Workshop of the taz Panter Foundation : Green Panter Amazonia
Constructive reporting: The taz Panter Foundation is organizing an international climate journalism workshop with ten journalists from the Amazon region.
taz Panter Foundation | The Amazon rainforest plays a crucial role in regulating the global climate. It remains one of the Earth´s most important CO₂ sinks. Encouragingly, deforestation has recently declined—at least in the Brazilian part of the Amazon. However, studies suggest that the region could transform into savannah in the medium term, which would have serious global climate consequences.
Public attention will return to the Amazon by November at the latest, when COP 30—the UN Climate Change Conference—takes place in Belém, Brazil, at the mouth of the Amazon River. At a time when climate protection and climate journalism are under growing pressure around the world, even as the climate crisis intensifies, the taz Panter Foundation is launching the international workshop Green Panter Amazonia.
We have invited ten journalists from eight countries in the Amazon region – Bolivia, Brazil, Ecuador, Guyana, Colombia, Peru, Suriname, and Venezuela. We will first have a series of webinars with our colleagues from Brazil and Latin America, and then in person for a project week in Berlin in September. There, they will meet representatives from academia, civil society, and the media to exchange ideas and network.
Mental health for climate journalists
The webinars will cover key topics such as the role of international corporations in the Amazon, the significance of carbon credit trading for local climate protection, and the spread of organized crime in the region. Other focal points include environmental racism, mental health, stress and trauma management for frontline climate journalists, and the impact of climate reporting—and how it can be improved.
The participants will write articles sharing their perspectives on the Amazon´s climate crisis and potential solutions. For us, climate reporting also means highlighting constructive approaches. Their contributions will be featured in a special eight-page supplement of the taz in September.
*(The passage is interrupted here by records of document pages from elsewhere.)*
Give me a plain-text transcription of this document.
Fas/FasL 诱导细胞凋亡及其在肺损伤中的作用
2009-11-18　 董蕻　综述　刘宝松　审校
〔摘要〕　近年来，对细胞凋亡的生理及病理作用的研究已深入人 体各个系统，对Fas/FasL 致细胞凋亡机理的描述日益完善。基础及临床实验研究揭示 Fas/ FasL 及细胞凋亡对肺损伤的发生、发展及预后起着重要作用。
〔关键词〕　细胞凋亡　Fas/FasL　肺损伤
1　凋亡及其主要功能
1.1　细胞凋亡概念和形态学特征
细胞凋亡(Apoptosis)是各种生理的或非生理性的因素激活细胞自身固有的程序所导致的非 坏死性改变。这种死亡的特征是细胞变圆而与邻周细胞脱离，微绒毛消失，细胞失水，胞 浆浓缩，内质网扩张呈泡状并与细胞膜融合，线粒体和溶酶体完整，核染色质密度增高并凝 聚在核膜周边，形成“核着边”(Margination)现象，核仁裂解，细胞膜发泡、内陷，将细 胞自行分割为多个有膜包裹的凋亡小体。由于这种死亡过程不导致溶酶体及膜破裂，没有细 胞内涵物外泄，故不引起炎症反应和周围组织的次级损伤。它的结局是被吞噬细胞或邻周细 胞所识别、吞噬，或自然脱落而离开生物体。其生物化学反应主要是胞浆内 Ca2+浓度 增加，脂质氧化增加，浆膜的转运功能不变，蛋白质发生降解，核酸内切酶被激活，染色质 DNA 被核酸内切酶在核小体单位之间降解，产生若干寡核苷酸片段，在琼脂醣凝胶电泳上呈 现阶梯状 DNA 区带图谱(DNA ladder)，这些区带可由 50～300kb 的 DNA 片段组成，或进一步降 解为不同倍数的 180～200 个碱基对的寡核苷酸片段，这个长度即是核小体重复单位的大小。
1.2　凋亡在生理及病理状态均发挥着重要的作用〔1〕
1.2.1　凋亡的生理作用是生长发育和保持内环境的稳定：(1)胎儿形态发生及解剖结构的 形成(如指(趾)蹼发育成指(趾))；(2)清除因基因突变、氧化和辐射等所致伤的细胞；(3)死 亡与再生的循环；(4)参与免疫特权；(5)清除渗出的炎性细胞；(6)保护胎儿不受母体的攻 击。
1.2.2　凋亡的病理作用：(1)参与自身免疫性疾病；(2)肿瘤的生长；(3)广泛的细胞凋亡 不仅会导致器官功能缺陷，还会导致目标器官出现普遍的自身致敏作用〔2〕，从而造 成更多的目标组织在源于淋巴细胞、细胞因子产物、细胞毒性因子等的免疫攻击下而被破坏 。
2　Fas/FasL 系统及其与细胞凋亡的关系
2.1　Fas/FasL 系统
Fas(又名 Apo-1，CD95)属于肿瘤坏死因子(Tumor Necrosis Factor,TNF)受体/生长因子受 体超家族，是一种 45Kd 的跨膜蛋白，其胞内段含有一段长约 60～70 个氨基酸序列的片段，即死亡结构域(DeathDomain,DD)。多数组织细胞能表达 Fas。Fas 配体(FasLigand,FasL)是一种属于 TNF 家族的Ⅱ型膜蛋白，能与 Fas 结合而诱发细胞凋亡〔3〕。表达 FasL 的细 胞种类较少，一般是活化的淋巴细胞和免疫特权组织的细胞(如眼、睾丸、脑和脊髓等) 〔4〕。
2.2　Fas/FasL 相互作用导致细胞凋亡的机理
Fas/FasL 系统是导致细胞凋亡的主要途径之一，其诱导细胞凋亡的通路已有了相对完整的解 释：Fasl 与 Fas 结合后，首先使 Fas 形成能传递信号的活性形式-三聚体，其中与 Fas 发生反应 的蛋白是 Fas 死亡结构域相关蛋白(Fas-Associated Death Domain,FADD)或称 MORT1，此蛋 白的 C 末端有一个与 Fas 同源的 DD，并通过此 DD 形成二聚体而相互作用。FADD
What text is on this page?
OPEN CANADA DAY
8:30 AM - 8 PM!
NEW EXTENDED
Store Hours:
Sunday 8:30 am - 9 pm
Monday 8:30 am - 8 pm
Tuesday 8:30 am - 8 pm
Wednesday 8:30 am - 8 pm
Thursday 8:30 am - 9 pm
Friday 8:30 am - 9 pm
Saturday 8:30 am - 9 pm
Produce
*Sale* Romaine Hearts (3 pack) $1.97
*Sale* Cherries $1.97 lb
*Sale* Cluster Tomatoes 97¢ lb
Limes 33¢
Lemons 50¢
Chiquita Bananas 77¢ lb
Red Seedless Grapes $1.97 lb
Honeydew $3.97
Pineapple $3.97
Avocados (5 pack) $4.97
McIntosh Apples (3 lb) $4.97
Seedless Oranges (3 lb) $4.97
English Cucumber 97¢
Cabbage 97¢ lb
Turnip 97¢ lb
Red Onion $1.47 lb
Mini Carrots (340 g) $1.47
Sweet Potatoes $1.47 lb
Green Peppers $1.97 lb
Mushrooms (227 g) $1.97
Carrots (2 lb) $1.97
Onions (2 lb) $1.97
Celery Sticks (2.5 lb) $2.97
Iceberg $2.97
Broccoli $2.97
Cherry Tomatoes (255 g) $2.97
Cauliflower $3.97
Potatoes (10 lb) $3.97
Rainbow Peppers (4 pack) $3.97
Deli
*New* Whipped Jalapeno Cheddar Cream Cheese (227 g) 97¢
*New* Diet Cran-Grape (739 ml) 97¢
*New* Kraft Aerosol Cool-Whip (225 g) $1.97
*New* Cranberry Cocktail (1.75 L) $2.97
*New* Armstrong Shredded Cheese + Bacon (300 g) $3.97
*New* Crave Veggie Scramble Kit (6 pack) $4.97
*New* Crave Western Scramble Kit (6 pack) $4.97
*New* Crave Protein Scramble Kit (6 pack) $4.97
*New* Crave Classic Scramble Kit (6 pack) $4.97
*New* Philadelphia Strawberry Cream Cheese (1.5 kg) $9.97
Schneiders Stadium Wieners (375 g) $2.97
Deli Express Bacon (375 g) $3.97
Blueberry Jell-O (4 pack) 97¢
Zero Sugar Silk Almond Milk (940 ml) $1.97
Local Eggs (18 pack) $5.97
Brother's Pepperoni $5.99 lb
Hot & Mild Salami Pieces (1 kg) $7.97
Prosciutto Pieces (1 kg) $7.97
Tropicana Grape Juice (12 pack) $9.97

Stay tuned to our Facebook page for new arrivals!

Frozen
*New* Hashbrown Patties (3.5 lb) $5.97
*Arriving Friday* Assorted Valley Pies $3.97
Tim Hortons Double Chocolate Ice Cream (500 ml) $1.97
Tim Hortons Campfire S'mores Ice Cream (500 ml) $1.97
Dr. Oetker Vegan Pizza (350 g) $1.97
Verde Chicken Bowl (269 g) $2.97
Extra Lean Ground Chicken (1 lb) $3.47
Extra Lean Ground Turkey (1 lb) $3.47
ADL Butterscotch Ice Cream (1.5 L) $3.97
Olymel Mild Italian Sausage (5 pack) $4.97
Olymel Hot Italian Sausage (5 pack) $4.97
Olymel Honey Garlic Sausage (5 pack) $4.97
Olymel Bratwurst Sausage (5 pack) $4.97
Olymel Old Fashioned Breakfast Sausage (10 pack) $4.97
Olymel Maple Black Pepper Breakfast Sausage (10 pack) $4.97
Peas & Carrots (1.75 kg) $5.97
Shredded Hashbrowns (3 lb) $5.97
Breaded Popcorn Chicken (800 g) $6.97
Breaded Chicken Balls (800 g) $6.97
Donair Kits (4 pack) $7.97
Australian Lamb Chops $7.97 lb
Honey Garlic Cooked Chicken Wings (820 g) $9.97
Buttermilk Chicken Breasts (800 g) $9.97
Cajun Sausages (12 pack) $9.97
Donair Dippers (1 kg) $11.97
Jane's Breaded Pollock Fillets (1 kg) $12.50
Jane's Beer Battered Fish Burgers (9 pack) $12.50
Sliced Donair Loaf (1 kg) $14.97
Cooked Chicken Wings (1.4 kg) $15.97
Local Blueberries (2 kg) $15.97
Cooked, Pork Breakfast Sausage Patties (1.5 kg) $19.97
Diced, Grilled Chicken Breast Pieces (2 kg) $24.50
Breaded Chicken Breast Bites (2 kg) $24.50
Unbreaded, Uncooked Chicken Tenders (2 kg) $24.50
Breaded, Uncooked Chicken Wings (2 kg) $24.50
Our ten guests from Latin America and Brazil will arrive in Berlin in time for the taz cooperative assembly on Saturday, September 13. On Wednesday, September 17, the public will have an opportunity to meet and engage with them at a special public event hosted by taz.
The project is led by journalist Niklas Franzen and Ole Schulz from the taz Panter Foundation.
Green Panter Amazonia is supported by the Federal Foreign Office, the Global Strategic Communications Council (GSCC), Misereor and the Umverteilen Foundation.